No atinente à transformação
dos mais vulneráveis em sujeitos dispensáveis ou descartáveis como uma das marcas
mais negativas deste tempo, a professora da UCP adverte que não podemos
continuar distraídos perante o facto de a infeção pelo vírus SARS CoV 2, que
evolui para pandemia estar a pôr a nu “as feridas em carne viva das nossas sociedades”, ou seja,
“uma crise humanitária e sanitária global”, que é “um grito de irmão ferido”. Na
verdade, milhões de pessoas desesperam por manter o emprego, pôr algo na mesa
para comer, comprar um medicamento – “combates de irmãos, feridos numa luta
desigual, sem fim à vista”.
Neste cenário, o Papa adverte para a exclusão dos
pobres, os vulneráveis, os doentes, os relegados para as “periferias da vida”, os
que jazem como mortos nas estradas desertas, os que não se veem, os que se
tornam invisíveis, os “forasteiros existenciais” e os “exilados ocultos”. E,
nestes últimos, reconhece um sem número de velhos, que opções políticas e culturais
arrumam e escondem até caírem no esquecimento.

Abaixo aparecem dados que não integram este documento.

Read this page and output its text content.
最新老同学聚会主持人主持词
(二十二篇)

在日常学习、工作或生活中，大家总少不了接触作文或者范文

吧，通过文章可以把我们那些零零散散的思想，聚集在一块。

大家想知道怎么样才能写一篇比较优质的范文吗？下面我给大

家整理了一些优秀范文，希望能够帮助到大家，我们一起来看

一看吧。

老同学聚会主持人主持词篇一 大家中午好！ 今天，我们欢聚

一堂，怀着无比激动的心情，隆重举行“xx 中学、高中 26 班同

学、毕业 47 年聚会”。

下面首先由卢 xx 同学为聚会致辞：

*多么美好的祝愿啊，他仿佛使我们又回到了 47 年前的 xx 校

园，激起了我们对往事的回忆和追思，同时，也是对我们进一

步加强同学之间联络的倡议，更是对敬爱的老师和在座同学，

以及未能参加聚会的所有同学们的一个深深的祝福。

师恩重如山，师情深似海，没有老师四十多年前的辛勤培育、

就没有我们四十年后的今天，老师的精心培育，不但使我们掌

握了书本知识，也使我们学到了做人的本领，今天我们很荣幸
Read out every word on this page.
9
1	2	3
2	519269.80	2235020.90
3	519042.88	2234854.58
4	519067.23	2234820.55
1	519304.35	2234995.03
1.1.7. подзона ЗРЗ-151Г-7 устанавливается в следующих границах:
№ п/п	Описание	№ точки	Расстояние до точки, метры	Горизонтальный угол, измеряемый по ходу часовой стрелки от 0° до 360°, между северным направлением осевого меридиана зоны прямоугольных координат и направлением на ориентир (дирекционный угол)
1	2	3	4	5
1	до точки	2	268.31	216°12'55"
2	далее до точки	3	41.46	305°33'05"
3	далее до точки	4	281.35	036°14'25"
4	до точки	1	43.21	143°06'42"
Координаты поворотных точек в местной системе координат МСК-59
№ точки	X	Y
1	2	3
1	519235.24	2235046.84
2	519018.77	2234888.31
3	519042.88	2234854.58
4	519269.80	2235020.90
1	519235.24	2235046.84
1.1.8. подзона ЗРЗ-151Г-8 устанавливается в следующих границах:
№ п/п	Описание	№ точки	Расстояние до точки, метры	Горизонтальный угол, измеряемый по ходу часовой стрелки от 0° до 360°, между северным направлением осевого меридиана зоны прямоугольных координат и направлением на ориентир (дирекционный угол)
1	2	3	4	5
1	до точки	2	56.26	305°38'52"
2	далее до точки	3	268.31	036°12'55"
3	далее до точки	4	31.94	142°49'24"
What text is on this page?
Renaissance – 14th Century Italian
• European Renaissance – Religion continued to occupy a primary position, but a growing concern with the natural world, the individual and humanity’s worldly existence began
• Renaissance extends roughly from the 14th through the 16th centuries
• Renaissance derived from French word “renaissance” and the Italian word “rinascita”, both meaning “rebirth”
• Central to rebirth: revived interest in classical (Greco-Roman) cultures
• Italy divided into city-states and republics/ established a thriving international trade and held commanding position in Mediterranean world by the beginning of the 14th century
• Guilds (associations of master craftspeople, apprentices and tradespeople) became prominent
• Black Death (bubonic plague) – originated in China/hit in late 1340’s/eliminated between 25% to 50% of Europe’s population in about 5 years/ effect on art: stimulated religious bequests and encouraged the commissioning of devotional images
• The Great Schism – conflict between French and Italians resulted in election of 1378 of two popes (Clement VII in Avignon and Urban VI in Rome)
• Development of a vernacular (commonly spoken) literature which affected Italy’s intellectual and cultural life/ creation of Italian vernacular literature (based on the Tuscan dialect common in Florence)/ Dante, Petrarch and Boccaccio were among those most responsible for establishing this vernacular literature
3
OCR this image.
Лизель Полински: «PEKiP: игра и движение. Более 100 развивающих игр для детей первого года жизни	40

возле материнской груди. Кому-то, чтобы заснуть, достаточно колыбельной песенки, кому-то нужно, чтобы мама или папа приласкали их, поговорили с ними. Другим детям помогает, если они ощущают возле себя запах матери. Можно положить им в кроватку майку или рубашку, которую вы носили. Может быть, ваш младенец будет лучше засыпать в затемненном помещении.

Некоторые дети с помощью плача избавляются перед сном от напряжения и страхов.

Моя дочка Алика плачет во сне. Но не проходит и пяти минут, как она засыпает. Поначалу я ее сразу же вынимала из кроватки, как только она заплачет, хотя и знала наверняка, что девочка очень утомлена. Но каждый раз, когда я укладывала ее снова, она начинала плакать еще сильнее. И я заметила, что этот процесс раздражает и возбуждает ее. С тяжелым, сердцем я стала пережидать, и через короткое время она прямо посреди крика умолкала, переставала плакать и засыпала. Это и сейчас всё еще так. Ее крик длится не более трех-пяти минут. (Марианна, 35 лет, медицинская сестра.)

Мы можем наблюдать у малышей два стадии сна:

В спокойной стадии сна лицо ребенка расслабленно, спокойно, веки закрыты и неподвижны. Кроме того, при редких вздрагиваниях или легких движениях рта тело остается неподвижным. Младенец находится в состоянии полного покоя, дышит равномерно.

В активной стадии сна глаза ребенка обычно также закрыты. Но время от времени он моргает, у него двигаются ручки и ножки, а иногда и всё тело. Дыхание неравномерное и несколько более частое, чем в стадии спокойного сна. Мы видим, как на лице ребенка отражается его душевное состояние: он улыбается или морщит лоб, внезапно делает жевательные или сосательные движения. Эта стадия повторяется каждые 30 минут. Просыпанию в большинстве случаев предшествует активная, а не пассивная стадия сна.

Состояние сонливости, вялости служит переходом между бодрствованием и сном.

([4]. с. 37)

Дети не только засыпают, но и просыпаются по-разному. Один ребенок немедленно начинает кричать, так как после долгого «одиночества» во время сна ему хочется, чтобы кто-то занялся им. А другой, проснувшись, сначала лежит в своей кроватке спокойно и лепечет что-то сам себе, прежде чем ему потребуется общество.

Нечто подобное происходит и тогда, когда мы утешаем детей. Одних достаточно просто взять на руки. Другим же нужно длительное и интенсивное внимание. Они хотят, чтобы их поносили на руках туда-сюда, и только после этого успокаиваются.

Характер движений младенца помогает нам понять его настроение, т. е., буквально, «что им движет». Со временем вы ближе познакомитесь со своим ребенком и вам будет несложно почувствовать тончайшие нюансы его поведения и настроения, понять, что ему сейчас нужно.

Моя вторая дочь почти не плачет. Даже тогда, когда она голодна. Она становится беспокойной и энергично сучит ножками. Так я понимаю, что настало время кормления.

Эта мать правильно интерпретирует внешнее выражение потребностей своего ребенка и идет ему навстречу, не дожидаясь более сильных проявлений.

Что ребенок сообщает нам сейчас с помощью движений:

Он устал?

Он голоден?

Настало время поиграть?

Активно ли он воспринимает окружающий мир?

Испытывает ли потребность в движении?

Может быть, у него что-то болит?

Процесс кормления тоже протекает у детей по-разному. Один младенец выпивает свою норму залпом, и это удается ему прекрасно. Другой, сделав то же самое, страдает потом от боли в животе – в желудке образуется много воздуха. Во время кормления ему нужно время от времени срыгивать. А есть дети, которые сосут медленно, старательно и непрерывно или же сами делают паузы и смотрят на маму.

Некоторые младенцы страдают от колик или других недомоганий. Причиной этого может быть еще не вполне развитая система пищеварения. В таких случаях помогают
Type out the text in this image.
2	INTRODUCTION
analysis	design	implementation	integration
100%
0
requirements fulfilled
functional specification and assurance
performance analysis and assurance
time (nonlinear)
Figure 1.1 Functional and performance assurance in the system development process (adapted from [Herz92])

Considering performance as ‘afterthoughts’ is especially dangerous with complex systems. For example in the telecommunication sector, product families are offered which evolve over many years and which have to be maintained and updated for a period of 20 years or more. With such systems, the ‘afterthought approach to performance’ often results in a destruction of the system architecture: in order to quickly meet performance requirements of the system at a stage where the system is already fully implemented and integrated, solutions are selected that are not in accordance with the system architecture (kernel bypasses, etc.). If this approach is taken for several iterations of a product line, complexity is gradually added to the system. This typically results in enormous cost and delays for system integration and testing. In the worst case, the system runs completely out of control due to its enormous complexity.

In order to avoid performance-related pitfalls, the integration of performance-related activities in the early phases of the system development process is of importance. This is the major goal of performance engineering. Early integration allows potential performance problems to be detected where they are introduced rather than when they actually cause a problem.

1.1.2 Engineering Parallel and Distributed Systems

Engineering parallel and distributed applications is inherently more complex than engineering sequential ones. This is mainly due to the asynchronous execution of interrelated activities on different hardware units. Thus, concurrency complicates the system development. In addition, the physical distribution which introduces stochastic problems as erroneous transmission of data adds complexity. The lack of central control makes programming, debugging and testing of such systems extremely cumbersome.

E a académica interroga-se se
não temos disto, por exemplo, nos lares clandestinos.
Por isso, Francisco diz que, tal como cada um de nós à sua medida, também “os
políticos são chamados a cuidar da fragilidade dos povos e das pessoas”, pois “cuidar
da fragilidade quer dizer força e ternura, luta e fecundidade, no meio de um
modelo funcionalista e individualista que conduz à cultura do descarte” (FT 188), e que, “na política, há lugar para amar com ternura” (FT 194).
Assim, o Pontífice propõe “um novo paradigma de
humanidade sem muros, sem fronteiras, sem barreiras, sem exclusão e sem
discriminação, assente no cuidar e no bem comum”, como o ideal para todos os
cidadãos e de modo particular para os decisores mundiais e locais, de modo que
estes, no balanço da sua vida política não se perguntem “quantos me aprovaram”
ou “quantos votaram em mim”, mas “quanto amor coloquei no meu trabalho, em que
fiz progredir o meu povo, que laços reais construi, quanta paz social semeei” (cf FT 197). E este paradigma tem na pessoa do Papa “o sinal vivo de um resto de
humanidade fraterna, de uma vida evangelicamente reconhecível e de um novo
paradigma eclesial” – um foco vivo, libertário e libertador.
Um documento de Evangelho, um repositório da boa
política, um exímio manual do viver!